È stata l’estate di Gabbani, con “Tra le granite e le granate”, di “Volare” di Fabio Rovazzi feat. Gianni Morandi e di “Despacito” di Luis Fonsi feat. Daddy Yankee.

Ma è stata anche l’estate delle spiagge affollate e delle feste di piazza, dei festival della letteratura e delle sfilate di moda.

È stata l’estate del terremoto di Ischia. È stata l’estate delle stragi di Barcellona in Spagna e di Turku in Finlandia. Il sogno dei fondamentalisti islamici, la follia di imporre nel mondo il dominio del terrore, diventa concreta e tragica realtà e ci arriva nelle case attraverso le immagini dei telegiornali mentre siamo a tavola a mangiare, oppure in ufficio o al mare a rilassarci. E non c’è scampo, perché i nuovi combattenti sono ragazzi europei, lupi solitari come vengono definiti, che si sono radicalizzati.
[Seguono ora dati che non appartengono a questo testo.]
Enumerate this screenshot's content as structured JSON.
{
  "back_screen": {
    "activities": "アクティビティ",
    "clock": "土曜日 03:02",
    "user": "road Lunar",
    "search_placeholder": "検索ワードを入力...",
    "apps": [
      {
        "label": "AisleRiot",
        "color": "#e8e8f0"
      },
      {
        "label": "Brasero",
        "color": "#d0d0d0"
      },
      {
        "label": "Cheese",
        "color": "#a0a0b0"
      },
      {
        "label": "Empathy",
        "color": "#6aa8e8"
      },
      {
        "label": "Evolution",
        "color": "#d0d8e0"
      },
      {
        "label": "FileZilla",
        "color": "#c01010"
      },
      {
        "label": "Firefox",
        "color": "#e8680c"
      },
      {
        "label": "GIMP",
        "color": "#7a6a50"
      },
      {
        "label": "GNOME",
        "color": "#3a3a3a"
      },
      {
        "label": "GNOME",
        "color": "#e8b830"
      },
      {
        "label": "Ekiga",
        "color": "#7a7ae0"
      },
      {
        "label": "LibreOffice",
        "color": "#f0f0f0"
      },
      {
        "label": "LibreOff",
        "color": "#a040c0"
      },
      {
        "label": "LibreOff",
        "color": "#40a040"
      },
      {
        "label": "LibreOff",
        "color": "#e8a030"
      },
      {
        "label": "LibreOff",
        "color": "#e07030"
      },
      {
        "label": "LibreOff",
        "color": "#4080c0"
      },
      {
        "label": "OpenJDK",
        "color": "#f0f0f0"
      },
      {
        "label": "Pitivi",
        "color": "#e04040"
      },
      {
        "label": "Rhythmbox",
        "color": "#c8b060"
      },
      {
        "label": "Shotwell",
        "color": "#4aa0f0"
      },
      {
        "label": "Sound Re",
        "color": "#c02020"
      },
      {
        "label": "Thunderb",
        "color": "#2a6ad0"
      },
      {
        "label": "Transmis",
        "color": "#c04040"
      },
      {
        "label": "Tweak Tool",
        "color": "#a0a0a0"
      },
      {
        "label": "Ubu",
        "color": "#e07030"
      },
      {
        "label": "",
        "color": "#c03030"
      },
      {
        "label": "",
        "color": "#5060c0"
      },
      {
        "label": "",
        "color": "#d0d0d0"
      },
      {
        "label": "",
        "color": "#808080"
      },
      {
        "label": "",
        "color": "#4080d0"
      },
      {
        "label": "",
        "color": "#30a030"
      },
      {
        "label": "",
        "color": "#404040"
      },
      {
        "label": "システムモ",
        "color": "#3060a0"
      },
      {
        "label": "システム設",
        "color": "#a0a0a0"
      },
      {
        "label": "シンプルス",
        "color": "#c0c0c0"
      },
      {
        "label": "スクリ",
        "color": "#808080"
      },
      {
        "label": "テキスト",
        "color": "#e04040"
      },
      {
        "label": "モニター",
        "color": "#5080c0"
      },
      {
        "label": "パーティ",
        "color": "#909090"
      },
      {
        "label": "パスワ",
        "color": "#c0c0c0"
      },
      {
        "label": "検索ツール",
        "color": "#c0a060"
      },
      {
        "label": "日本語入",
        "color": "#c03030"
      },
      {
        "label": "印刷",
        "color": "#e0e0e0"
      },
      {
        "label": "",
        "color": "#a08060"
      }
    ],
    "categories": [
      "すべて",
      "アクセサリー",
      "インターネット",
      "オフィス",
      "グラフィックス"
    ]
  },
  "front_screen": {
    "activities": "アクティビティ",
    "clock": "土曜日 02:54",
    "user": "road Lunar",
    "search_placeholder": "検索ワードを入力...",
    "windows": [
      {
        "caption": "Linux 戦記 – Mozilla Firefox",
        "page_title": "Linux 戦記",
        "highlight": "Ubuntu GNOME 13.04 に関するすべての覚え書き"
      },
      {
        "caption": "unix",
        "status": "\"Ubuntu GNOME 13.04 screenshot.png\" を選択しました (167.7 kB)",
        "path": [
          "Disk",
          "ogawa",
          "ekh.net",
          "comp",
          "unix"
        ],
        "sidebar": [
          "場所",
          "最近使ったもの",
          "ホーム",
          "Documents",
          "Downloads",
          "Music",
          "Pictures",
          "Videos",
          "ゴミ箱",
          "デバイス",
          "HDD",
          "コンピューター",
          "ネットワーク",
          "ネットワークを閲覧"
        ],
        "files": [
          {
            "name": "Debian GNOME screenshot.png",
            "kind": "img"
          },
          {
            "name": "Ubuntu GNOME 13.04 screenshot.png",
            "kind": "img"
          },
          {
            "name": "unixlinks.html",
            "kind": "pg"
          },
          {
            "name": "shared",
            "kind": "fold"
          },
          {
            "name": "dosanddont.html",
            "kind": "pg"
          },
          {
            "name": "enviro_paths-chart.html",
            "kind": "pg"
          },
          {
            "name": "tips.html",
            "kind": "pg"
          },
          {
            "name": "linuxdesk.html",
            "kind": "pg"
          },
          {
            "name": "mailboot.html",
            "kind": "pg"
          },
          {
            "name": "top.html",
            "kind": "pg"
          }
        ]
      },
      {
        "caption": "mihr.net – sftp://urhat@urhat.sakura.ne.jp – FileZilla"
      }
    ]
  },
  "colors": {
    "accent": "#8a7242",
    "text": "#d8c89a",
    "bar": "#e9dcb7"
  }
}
Cresciuti grazie al web nel culto della guerra santa, la jiiad, perseguendo una missione per la quale sono disposti a sacrificare la stessa vita. “No tiengo miedo”, gridano i giovani nella piazza di Barcellona, “io non ho paura”, proprio ad esorcizzare quella paura che invece ci ghermisce, ci invade. La paura di tutti noi di finire vittime del fanatismo islamico che ci costringe a cambiare stile di vita, abitudini. E i luoghi di adunate sociali, discoteche, feste all’aperto, concerti, diventano obbiettivi sensibili, location di potenziali attentati.  Il folle disegno dei jiiadisti di islamizzare l’occidente si alimenta della crisi di lavoro e nella mancanza di valori, nel vuoto di idee in cui è precipitata l’Europa e nella strumentalizzazione politica, nell’incapacità dei governi di fronteggiare una emergenza sociale senza pari, e infine in una sorta di mutamento antropologico che sta interessando l’umanità. Perché le giovani generazioni, senza referenti importanti, nessuna cultura di base, senza valori fondazionali del loro essere al mondo, senza appartenenze, nella “società liquida” per dirla con Zygmunt Bauman, mutano obbiettivi e intenzioni come cambiano le scarpe e le magliette.